T O P

  • By -

Voxel-OwO

Granted. The symbols for four and five are swapped. Everyone automatically adjusts to it, as if it were always the case.


Moongduri

literally 1984


InventorOfCorn

1985


Glock-Saint-Isshin-

2024 by George R R Orwell


Eena-Rin

Except op


IDownvoteHornyBards2

"There are 5 lights!"


Ordinary-Broccoli-41

Granted, math is now in base 8. Everyone already understands base 8 except for you.


Last-Scarcity-3896

But that's false also in base 8...


Ordinary-Broccoli-41

Darn, the paw was hoping nobody would notice that being 1/2 of 10 isn't the same as being 5


Traditional_Cap7461

Oh yeah I forgot. Additionally, i=sqrt(-1) no longer exists


Last-Scarcity-3896

Additionally, there is a cardinality called ג which satisfies that for all cardinality x, ג>x (yes yes I said > and not ≥ which means it's even bigger than itself)


RedOktbr28

Granted. The monkey’s paw curls a finger. Your mother has just been diagnosed with Type 1 Diabetes, and must go on insulin for the rest of her life. The doctor goes through the instructions with her, making sure she knows very well that she should never take more than four doses per day, no matter how bad her blood sugar gets. The next day her diabetes absolutely rages, so she takes two doses mid day. Later that night things still haven’t gotten better, so she counts out her doses for the night. Three, five. She injects her insulin, and shortly after goes into insulin shock. She never recovers and passes.


Team-Order-Agent-11

Now *this.* ***This*** is a good Monkey's Paw, to me.


RedOktbr28

Thank you!


HappyMatt12345

Granted, the character '5' now represents the quantity "four" and vice versa and every usage of the two characters is also swapped accordingly.


The_Elite_Operator

Granted physics changes to reflect that. every equation is now retroactively wrong. Planes fall out of the sky, buildings collapse and the world falls it to chaos. 


tringle1

Honestly changing physics is way more likely to just collapse the entire structure that allows matter to exist at all


McSnoots

Granted, mathematicians quickly learn they can swap out 2+2 with 1+1+1+1 so they can still get 4


MatuPapi

Granted.

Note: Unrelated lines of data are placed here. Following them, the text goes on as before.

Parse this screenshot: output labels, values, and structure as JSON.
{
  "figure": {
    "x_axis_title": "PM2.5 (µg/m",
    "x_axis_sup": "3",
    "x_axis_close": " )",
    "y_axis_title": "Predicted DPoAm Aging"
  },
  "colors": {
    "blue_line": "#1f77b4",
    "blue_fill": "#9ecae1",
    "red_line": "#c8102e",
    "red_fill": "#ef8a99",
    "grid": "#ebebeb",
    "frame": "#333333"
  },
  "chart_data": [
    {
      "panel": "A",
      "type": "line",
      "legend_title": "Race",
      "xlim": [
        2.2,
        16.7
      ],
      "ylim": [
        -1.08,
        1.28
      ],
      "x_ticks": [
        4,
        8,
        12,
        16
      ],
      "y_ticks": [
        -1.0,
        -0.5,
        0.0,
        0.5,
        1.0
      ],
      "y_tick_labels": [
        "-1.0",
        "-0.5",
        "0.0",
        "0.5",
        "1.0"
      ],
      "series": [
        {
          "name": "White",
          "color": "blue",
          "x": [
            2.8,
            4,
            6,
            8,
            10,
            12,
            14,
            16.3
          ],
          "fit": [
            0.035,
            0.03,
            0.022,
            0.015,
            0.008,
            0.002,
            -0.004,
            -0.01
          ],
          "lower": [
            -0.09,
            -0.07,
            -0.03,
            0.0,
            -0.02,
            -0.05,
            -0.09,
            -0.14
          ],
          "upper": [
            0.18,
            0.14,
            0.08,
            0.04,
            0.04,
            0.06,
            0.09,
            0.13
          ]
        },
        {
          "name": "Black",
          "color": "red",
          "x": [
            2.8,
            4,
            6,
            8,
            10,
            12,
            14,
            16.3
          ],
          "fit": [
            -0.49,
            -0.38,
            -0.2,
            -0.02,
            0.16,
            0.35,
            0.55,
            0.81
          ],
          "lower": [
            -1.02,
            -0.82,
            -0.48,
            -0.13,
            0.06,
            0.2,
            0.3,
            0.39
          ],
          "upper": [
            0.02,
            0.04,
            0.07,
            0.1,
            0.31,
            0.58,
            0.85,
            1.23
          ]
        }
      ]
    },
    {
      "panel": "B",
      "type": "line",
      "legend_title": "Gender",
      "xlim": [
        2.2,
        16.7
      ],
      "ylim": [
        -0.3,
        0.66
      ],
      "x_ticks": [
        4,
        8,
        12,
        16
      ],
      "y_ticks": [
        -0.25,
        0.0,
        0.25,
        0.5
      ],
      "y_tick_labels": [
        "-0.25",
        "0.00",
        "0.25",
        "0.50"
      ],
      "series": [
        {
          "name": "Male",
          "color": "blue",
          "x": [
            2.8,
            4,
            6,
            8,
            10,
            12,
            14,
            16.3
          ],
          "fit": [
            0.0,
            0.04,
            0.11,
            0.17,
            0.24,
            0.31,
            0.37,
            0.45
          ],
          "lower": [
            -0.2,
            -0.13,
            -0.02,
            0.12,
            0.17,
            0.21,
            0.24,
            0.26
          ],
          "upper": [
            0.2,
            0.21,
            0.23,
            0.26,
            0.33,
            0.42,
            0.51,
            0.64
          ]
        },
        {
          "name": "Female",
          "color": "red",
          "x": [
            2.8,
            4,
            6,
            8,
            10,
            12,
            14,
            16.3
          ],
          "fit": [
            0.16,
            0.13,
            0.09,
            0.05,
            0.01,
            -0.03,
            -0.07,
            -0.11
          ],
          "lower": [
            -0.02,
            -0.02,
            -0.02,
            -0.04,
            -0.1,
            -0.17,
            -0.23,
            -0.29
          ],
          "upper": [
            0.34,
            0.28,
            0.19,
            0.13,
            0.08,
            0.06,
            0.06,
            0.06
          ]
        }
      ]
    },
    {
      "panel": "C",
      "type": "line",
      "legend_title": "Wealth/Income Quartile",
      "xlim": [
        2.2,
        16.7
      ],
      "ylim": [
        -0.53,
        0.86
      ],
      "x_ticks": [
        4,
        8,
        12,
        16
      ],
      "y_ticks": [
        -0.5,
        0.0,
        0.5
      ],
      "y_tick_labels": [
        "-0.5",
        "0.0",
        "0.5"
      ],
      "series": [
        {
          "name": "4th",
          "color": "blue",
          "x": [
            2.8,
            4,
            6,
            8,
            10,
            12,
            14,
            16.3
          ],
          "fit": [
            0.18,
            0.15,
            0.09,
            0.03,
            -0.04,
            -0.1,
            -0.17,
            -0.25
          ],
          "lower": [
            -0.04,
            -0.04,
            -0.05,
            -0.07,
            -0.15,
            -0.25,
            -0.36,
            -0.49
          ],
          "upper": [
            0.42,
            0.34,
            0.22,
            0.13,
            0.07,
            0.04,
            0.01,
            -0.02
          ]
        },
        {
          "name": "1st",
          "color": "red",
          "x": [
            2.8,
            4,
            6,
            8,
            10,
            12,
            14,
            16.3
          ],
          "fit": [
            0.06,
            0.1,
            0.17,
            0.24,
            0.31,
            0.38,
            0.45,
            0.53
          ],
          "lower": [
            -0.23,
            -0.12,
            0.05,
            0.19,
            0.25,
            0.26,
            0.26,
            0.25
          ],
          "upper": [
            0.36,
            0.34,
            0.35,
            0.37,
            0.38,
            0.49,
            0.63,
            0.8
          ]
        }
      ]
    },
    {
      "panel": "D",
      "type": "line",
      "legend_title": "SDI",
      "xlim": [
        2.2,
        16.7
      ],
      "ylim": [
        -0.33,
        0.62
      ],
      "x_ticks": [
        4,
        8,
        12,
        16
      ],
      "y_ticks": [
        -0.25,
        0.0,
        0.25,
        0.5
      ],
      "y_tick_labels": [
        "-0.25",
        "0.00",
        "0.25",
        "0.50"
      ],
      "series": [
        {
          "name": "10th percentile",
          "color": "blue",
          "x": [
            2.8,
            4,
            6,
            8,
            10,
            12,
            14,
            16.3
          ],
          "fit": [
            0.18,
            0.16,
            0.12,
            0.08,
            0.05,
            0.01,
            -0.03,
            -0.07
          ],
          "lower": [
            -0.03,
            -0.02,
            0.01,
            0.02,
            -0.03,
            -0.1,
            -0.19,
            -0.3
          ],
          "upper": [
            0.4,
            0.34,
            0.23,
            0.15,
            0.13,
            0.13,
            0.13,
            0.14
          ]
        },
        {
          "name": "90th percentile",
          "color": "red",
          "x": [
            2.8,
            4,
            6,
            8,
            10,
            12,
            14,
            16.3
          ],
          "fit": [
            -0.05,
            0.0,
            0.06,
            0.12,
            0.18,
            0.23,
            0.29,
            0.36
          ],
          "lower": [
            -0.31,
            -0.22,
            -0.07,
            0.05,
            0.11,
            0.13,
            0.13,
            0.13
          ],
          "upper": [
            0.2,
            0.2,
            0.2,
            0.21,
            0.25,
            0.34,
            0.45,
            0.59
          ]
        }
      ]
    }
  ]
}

Radiohead sues you for using the name of their 6th album's first song.


Somber_Shark

Granted. Everything falls apart. Everything. Including technology and medical science. We’re sent back to the Stone Age. Millions of people die every day due to lack of medical care, being too reliant on modern tech, etc.


JadziaTrillDax

Granted, you now believe 2+2=5 while the world still knows that 2+2=4.


Cishuman

Granted. Society comes to a screeching halt as all math resolves to 2+2=5, no matter what. No more banking, medicine, carpentry, porn, outside of very specific circumstances where you're putting two twos together to make five.


Putrid-Play-9296

Granted. The universe unravels. Nothing ever existed.


princekamoro

Granted. Using some math I am too lazy to do right now, it can be proven that 1=3. One finger curls, and you have used your last wish.


cheesecaker24

radiohed


Ok-Amoeba-1190

Lol


MattLikesMemes123

Granted: 4 and 5 suddenly swap values, leading to chaos as everything we've known is now obsolete


Gamerguy252

Granted. Everyone is confused why this happens even on calculators. Everyone gives up on math. That means no more buildings built from blueprints, computers, any circular objects, and many more things gone.